From Minnesota to Honduras: A Mission Story
For many, being a health care provider is a calling. Those health care heroes change people’s lives.
That has never been more apparent than when Amy Miller, RN, joined a medical mission team to Honduras in February 2020.
Amy was part of an oncology (cancer) surgery team led by Surgical Oncologist Todd Tuttle, MD, from the University of Minnesota Health. About 35 volunteers from across the United States traveled to Honduras to work alongside the local Honduran staff.
The local staff provides orthopedic surgeries year-round and follow-up care for the oncology and general surgery patients who are treated by medical mission groups.“Participating in a medical mission fulfilled a lifelong goal of mine,” Amy said.
The week-long trip was organized by One World Surgery, which operates the Holy Family Surgery Center in Honduras. The surgery center has three operating rooms, seven overnight recovery bays, a dental clinic and an eye clinic.

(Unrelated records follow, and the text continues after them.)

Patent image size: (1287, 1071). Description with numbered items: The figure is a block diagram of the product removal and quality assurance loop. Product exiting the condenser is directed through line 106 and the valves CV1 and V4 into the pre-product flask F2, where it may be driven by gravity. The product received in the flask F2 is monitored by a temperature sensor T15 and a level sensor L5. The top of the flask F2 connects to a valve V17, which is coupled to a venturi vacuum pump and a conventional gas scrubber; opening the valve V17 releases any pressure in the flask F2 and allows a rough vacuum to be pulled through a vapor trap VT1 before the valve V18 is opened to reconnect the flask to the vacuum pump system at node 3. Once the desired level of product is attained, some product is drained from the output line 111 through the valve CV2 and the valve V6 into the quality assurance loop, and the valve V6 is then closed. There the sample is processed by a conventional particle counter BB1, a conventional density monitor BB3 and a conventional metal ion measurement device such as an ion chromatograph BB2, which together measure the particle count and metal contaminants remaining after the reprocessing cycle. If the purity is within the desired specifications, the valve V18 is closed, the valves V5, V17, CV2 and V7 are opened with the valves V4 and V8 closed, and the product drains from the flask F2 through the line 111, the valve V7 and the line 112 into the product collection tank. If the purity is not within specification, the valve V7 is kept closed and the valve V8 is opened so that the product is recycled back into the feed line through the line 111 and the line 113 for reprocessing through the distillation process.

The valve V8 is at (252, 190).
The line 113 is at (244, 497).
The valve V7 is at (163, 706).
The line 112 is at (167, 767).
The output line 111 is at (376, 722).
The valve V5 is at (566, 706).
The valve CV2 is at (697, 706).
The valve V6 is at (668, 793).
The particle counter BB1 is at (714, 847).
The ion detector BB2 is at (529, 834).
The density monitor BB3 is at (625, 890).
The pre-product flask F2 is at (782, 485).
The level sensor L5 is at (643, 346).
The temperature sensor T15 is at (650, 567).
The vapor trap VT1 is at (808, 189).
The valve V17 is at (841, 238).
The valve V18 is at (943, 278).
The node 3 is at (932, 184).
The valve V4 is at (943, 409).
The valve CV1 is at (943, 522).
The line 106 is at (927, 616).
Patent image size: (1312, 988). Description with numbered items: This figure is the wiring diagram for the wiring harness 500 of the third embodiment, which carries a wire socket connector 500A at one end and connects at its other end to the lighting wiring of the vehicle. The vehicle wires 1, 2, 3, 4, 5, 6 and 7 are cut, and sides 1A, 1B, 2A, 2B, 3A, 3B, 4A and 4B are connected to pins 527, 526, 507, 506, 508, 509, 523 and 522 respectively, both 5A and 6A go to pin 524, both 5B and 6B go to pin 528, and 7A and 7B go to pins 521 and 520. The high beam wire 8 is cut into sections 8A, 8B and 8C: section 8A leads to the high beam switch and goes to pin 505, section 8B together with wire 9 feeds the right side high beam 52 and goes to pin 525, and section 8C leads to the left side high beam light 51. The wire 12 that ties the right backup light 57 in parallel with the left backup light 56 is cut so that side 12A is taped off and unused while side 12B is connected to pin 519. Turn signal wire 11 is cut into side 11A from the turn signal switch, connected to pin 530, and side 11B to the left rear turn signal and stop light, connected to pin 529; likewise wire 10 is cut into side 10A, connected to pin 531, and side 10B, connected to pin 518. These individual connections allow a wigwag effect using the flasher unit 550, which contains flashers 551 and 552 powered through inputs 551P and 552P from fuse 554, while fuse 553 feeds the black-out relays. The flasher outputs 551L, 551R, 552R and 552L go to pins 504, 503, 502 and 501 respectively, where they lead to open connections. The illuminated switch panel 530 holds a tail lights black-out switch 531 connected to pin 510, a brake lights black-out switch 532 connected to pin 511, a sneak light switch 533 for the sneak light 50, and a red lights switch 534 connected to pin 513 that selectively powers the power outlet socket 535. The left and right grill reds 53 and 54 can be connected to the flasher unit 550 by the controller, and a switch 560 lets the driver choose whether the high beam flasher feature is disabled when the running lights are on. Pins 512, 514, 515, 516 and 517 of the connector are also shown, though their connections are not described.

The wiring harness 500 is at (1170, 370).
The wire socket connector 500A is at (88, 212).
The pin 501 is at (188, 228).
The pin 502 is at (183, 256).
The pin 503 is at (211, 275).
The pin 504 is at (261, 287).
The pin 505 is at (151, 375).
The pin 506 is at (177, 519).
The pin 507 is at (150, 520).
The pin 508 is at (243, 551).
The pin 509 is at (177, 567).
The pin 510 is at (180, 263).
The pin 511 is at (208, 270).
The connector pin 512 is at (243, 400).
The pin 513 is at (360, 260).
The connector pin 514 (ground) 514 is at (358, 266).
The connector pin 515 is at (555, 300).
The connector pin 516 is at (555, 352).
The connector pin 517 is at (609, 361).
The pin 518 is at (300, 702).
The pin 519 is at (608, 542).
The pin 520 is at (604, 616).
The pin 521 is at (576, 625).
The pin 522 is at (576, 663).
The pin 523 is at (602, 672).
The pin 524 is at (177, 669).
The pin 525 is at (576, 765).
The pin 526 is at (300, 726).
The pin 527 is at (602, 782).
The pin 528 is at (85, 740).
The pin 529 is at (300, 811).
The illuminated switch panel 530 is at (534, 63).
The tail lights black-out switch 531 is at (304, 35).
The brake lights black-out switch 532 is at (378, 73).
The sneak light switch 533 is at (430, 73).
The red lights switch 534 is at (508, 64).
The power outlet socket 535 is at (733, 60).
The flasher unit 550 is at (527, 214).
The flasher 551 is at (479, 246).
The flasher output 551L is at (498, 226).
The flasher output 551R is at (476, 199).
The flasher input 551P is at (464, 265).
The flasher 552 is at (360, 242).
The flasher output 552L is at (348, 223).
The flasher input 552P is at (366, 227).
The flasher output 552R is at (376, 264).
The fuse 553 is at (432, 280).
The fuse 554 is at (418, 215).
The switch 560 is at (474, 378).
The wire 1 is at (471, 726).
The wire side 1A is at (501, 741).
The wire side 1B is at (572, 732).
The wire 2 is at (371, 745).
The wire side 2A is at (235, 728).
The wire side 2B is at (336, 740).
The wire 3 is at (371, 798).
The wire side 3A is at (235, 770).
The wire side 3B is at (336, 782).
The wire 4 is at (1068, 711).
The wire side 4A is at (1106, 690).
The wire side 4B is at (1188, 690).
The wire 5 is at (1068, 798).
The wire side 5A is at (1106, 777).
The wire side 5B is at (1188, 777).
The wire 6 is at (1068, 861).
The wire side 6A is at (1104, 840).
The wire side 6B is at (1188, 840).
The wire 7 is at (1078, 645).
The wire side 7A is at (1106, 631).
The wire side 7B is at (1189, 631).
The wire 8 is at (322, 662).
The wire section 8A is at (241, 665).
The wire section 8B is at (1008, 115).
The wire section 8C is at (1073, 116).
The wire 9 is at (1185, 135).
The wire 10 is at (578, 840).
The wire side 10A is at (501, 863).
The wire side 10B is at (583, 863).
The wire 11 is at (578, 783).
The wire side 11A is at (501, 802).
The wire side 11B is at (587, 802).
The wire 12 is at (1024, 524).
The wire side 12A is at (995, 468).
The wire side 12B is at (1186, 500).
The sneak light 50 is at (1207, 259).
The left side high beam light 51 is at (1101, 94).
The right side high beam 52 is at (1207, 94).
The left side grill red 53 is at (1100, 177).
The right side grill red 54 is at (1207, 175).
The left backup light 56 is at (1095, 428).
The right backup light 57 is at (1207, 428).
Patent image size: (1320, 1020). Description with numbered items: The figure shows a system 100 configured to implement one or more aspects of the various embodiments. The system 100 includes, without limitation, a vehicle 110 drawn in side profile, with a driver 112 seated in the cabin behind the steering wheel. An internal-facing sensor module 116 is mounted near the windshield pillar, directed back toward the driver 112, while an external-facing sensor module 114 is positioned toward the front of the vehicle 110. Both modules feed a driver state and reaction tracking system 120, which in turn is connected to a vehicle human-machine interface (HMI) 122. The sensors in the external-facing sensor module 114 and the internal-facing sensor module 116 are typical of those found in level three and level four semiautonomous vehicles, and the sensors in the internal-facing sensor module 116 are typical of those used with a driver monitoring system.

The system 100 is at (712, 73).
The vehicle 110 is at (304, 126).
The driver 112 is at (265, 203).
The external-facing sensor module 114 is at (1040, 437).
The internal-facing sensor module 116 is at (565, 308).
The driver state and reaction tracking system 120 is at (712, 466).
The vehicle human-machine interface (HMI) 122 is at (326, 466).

“The trip was even more special to me because I could share it with my husband and nephew, who served as general volunteers, and my niece, who is a physician’s assistant,” Amy said.
The surgery center shares property with a home for 300 orphaned and abandoned children, so there was plenty of work for the general volunteers.“My nephew enjoyed cleaning and preparing the operating rooms, but my husband preferred working on the farm or in the kitchen, where he cracked and cooked 1,200 eggs over a wood stove one morning!”
In the chronically underfunded health system of Honduras, surgical care is widely inaccessible to the poor, and few patients can afford the high cost of surgery. But thanks to teams of volunteers, the Holy Family Surgery Center provides free, life-changing surgeries.
“I loved working pre-op because it gave me the opportunity to visit with the patients as I admitted them, started their IVs and prepared them for surgery,” Amy said. “Everyone has a story — and many of these were heart-wrenching. When I arrived at the surgery center at 5:30 every morning, many of the patients would already be waiting. Every patient I worked with was so grateful for the care they were receiving — never complaining about their 15-hour bus ride to get there or the long waits they often endured in our stark pre-op.”
One World Surgery is working to open another surgery center in the Dominican Republic. Amy and her husband hope to volunteer in the Dominican Republic next year. Even though she recently retired from CentraCare – Paynesville, her passion for helping people remains strong.
“We are so aware and appreciative of the abundance we have in our own lives, and hope to help those in need,” Amy said. “I highly recommend this life-changing adventure because the need is so great and the whole experience is so amazing.”